# How to see how a dataset changes over time with PCA.

2 views (last 30 days)
Alasdair Lees on 8 Mar 2018
Edited: njj1 on 8 Mar 2018
Hi all,
I have a large dataset X of n by t size, where each column is a set of variables (which represents a network condensed into a vector) at a certain timestep. I'd like to see how this data (specifically it's structure) evolves only time, and I was wondering if it was possible to do so with pca by treating each column as its own seperate class. What I planned is to use pca on X, then after projecting it to a 2d graph colour the points so I can see how the data changes over the time (so the points that correlates to data from t=1 would be red, t=2's would be slightly darker and so on).
Is such a thing possible?
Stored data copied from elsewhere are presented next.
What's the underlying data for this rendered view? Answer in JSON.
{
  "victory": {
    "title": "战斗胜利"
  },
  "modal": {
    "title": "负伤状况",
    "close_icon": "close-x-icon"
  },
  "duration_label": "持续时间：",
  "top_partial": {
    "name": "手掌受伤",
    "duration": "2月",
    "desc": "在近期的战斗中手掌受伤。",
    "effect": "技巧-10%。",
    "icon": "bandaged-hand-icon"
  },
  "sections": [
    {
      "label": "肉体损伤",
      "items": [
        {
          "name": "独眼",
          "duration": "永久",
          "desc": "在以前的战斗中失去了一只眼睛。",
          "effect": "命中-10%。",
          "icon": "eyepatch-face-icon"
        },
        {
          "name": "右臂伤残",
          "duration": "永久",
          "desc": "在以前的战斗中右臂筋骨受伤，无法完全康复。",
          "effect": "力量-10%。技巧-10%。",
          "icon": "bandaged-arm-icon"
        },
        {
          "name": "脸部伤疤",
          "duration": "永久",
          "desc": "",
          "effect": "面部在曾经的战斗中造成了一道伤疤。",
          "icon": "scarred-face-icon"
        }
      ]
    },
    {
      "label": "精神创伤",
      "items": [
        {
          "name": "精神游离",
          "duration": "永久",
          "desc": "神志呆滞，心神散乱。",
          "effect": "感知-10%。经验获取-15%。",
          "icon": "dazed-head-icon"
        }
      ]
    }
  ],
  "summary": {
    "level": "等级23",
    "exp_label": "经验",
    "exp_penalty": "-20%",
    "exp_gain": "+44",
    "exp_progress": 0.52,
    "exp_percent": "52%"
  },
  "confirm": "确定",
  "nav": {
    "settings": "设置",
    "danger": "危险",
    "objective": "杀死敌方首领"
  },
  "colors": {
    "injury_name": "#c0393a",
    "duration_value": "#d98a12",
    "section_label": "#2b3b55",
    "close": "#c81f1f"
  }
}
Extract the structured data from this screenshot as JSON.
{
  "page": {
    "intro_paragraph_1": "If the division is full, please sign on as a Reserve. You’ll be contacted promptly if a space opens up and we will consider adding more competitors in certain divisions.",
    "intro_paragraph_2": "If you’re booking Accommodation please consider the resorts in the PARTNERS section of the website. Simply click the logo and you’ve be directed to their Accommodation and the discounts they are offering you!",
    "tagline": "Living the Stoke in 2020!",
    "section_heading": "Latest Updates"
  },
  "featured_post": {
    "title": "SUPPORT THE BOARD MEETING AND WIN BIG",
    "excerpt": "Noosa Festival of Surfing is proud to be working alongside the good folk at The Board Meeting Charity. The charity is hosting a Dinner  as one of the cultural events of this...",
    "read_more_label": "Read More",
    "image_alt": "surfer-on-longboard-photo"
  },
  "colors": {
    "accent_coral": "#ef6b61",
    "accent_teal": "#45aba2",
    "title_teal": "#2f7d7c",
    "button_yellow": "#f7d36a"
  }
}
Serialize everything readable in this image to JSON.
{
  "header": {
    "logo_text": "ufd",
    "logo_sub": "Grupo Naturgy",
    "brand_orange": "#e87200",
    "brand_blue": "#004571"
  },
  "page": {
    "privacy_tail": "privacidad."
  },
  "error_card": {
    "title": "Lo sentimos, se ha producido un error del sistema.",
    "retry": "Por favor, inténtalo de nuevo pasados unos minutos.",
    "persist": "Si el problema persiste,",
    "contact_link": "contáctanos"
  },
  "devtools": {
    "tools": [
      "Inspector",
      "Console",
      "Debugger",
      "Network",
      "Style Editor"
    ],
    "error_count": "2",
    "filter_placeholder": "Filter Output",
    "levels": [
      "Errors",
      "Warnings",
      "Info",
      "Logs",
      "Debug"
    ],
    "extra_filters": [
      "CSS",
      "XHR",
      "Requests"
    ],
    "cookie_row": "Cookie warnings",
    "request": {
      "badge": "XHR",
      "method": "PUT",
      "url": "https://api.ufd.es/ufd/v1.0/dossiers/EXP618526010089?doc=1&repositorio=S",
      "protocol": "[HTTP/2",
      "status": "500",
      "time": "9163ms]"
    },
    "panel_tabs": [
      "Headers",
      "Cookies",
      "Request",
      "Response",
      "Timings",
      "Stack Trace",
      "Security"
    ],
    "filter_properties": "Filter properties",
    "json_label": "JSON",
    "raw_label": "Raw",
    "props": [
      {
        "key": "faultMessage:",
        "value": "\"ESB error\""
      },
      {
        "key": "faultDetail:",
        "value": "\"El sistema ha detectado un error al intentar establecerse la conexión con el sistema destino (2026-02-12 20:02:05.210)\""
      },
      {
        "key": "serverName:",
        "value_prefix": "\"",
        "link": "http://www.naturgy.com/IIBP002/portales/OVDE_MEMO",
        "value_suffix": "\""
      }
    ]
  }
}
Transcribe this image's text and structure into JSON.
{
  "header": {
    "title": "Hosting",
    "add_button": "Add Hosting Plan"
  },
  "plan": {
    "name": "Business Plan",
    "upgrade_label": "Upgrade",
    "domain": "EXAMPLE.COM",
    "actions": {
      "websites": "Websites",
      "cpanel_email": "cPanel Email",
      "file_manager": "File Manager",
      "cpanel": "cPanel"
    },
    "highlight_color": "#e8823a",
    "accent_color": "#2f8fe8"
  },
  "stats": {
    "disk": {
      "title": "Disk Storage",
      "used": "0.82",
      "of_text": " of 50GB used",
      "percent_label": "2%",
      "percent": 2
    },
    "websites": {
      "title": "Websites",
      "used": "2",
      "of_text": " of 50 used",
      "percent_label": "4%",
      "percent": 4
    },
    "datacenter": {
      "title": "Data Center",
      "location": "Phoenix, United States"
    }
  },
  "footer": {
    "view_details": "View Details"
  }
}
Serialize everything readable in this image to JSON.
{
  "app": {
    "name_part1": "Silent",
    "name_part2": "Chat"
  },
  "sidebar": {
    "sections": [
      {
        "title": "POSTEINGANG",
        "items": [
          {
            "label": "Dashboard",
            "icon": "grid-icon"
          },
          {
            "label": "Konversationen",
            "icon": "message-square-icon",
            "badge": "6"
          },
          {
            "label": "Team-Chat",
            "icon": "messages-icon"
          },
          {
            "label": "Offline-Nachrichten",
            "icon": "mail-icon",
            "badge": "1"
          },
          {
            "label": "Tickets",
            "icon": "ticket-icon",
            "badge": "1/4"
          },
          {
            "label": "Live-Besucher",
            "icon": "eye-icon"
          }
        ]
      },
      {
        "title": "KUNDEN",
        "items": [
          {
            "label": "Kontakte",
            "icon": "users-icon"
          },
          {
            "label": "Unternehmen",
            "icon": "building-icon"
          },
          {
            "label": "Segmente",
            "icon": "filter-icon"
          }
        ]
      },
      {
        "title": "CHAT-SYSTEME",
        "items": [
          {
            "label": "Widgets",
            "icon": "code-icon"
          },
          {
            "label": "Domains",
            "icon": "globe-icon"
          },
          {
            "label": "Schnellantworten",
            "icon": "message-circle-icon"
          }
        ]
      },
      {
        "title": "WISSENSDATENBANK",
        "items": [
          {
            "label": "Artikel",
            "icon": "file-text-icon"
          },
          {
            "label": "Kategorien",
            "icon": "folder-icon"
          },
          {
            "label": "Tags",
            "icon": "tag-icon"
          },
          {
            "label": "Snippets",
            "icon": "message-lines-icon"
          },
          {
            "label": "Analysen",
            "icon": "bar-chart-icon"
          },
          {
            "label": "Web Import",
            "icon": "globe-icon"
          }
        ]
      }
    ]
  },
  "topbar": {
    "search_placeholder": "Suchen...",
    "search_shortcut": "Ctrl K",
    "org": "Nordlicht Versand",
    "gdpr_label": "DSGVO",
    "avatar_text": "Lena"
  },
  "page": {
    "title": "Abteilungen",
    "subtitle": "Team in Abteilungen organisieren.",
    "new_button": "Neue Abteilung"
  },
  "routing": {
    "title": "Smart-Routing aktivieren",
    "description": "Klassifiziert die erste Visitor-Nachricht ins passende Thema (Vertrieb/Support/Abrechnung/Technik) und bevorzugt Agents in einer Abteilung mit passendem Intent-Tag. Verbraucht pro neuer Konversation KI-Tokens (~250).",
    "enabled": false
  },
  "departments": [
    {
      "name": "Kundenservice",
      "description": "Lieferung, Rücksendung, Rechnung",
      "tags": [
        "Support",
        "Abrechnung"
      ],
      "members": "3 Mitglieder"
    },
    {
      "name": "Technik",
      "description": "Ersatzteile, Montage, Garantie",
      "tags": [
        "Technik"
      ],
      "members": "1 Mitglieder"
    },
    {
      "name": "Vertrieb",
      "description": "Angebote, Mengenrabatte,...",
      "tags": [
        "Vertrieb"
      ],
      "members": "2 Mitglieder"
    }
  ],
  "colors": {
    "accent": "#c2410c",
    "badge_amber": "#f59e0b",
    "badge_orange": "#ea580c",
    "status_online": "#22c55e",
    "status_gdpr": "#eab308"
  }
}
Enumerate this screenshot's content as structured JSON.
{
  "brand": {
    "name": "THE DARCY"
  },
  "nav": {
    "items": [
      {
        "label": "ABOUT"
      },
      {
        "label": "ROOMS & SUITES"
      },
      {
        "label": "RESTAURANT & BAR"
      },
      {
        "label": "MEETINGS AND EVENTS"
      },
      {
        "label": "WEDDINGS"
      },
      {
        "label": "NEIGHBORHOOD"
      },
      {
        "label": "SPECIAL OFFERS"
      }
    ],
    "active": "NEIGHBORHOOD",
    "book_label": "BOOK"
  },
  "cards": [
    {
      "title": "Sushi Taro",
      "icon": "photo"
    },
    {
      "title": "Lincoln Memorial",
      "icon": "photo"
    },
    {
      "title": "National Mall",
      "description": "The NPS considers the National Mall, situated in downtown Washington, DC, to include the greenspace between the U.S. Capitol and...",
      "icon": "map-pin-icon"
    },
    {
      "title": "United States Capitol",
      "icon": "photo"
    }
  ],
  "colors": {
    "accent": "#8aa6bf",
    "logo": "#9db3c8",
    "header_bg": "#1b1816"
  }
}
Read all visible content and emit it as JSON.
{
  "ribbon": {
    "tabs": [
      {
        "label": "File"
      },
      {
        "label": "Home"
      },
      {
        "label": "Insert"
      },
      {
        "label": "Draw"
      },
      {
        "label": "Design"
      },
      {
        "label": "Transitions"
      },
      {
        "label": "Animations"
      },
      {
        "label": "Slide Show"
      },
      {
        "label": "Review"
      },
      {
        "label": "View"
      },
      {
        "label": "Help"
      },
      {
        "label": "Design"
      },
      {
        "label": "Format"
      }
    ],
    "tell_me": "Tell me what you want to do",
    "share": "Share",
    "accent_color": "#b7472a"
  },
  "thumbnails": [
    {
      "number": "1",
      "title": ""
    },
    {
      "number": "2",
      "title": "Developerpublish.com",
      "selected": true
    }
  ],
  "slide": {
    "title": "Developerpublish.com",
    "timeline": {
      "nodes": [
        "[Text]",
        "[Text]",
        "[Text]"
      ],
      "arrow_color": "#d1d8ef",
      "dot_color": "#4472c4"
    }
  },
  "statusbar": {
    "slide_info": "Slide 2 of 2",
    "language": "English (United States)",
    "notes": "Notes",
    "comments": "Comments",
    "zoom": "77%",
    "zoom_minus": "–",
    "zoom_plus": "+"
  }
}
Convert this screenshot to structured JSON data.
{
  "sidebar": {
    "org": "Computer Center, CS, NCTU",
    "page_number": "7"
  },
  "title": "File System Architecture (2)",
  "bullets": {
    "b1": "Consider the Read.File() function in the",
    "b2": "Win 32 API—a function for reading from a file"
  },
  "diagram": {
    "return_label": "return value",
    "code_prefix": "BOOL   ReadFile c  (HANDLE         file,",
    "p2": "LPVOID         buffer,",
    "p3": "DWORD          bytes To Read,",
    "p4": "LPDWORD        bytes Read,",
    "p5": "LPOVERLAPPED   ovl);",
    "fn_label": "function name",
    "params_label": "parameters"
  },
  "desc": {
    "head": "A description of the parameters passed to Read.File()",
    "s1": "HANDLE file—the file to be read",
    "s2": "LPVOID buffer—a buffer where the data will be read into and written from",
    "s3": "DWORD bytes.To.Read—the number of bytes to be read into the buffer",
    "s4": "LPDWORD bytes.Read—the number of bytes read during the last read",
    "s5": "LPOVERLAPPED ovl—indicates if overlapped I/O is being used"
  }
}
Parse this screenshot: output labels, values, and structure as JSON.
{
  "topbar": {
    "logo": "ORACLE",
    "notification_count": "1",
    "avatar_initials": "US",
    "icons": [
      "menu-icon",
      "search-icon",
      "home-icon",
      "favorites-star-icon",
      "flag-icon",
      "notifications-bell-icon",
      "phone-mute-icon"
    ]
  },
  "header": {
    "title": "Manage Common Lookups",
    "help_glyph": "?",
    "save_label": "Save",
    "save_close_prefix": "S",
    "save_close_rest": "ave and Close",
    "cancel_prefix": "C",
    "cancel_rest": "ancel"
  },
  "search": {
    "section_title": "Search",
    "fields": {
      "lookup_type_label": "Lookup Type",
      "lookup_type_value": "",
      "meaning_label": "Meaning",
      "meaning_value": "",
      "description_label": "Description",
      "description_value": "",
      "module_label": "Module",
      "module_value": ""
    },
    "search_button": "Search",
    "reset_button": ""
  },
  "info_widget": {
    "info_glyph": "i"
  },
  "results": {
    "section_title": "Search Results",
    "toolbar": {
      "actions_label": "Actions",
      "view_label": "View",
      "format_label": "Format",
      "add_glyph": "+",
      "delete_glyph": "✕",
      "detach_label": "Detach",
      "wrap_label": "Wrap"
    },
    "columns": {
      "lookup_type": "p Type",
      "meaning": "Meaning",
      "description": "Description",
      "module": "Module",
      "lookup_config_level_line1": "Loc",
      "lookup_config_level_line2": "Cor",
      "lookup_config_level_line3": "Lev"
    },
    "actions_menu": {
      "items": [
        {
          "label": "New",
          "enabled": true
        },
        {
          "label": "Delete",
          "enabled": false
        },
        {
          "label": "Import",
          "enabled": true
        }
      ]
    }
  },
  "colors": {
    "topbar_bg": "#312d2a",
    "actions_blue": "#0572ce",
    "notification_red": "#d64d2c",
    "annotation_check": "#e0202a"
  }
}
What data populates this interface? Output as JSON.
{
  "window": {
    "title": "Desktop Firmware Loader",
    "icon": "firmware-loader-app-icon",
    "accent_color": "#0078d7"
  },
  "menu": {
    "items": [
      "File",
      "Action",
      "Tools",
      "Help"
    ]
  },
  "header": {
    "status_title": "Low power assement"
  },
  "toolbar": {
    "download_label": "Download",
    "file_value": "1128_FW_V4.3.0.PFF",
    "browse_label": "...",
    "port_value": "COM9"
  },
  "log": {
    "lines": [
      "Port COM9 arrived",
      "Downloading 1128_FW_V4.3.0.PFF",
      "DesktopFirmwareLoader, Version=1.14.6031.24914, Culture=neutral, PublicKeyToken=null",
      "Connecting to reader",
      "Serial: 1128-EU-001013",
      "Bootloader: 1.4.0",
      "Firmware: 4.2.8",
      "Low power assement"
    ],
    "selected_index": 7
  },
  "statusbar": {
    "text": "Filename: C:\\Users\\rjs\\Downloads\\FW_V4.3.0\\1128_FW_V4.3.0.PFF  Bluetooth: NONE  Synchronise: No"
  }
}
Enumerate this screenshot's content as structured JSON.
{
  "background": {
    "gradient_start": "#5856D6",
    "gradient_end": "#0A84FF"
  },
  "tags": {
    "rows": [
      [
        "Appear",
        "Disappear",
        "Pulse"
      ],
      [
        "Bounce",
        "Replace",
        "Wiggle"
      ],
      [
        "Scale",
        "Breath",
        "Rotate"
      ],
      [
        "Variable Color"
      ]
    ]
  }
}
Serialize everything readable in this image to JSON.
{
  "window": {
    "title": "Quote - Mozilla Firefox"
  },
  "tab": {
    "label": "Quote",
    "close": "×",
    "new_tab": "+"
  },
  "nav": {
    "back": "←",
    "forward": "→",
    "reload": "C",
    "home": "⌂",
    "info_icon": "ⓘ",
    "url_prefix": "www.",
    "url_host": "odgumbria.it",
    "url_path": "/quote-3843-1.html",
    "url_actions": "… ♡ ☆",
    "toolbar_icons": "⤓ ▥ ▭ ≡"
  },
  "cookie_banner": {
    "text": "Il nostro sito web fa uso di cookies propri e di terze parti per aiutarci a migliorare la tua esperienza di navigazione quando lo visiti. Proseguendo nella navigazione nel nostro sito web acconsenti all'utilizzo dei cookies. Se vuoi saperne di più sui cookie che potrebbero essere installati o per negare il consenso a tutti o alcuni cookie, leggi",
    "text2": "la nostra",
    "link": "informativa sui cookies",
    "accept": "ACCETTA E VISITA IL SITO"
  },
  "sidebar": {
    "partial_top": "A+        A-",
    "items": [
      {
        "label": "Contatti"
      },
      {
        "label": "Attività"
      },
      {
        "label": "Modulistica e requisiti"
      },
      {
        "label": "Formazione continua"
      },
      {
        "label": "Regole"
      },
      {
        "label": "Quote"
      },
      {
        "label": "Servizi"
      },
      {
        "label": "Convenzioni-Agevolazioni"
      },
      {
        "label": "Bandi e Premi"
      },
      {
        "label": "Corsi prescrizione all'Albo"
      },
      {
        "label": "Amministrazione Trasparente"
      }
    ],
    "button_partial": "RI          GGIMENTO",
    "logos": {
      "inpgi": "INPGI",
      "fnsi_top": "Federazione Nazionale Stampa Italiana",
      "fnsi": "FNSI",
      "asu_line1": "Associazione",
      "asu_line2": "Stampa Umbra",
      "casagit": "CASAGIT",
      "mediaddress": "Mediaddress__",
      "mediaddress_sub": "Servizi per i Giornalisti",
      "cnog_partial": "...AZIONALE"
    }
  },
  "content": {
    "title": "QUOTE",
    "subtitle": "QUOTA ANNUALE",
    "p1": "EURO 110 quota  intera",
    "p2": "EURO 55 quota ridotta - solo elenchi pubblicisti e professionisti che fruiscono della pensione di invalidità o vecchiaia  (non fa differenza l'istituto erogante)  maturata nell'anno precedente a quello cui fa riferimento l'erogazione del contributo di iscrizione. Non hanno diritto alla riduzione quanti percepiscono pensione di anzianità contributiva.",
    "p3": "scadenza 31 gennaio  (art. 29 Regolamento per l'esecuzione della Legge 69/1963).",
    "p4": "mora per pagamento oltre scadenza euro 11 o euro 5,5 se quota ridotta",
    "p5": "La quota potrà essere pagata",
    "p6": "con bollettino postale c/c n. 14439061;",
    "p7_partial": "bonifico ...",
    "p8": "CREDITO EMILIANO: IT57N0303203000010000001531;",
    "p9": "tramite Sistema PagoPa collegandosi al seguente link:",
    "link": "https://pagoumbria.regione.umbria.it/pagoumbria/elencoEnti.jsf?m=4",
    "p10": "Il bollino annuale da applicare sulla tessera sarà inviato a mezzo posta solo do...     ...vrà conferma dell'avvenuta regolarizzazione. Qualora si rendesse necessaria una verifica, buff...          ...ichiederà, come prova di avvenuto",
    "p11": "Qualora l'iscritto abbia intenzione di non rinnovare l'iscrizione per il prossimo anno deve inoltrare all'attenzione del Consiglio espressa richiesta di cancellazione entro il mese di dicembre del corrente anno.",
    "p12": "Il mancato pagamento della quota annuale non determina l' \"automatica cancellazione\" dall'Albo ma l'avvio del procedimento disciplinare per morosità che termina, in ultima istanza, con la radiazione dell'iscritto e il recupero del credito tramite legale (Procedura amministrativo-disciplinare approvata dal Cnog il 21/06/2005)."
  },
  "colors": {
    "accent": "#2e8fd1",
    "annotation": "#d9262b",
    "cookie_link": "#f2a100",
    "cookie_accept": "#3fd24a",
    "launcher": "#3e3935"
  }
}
I know how to use PCA in matlab ([W, pc] = pca(a), then transpose pc and plot the first two rows) but I'm not so sure how to do the colouring step, if indeed it can actually be done (since pca just reduces the dimensions of the matrix).
Any advice would be greatly appreciated, even if it's just saying it can't be done or pointing out another way to see how the structure changes over time. Failing that, advice on how to label points on the 2d plot as being similar/part of the same class would be useful as well.

njj1 on 8 Mar 2018
Edited: njj1 on 8 Mar 2018
It's hard to know exactly what you are hoping to achieve here. When using pca(x) in Matlab, we are assuming that "rows of X correspond to observations and columns correspond to variables", which is reversed in your case. That is, unless you consider each time step to be a different variable. If you had a matrix that was t x n, where each column was a different variable and each row was a set of n variable at a given time, the [W,pc] = pca(x) would produce an n x n matrix, W, of weights that would linear combination of variables at each time. The matrix pc is a projection of x onto the respective columns of W, where the first column of pc is the projection of your data matrix onto the first (primary) principal component (the primary principal component is where the greatest variance in your data is contained, the second is where the second greatest variance is contained, and so on). If you took the first two columns of pc, then you would be getting the linear combinations of your n variables that produce the first and second greatest variances. Without seeing what this would produce, it's hard for me to judge exactly if this will communicate what you want. Nevertheless, it can be done and there's certainly no harm in giving it a shot and seeing what happens.
As to the plotting, you can use "scatter" and color code the points according to your time vector. It does this automatically if you provide a time vector (see the help file for a more thorough explanation), though if you want a different colormap, you will have to set that manually.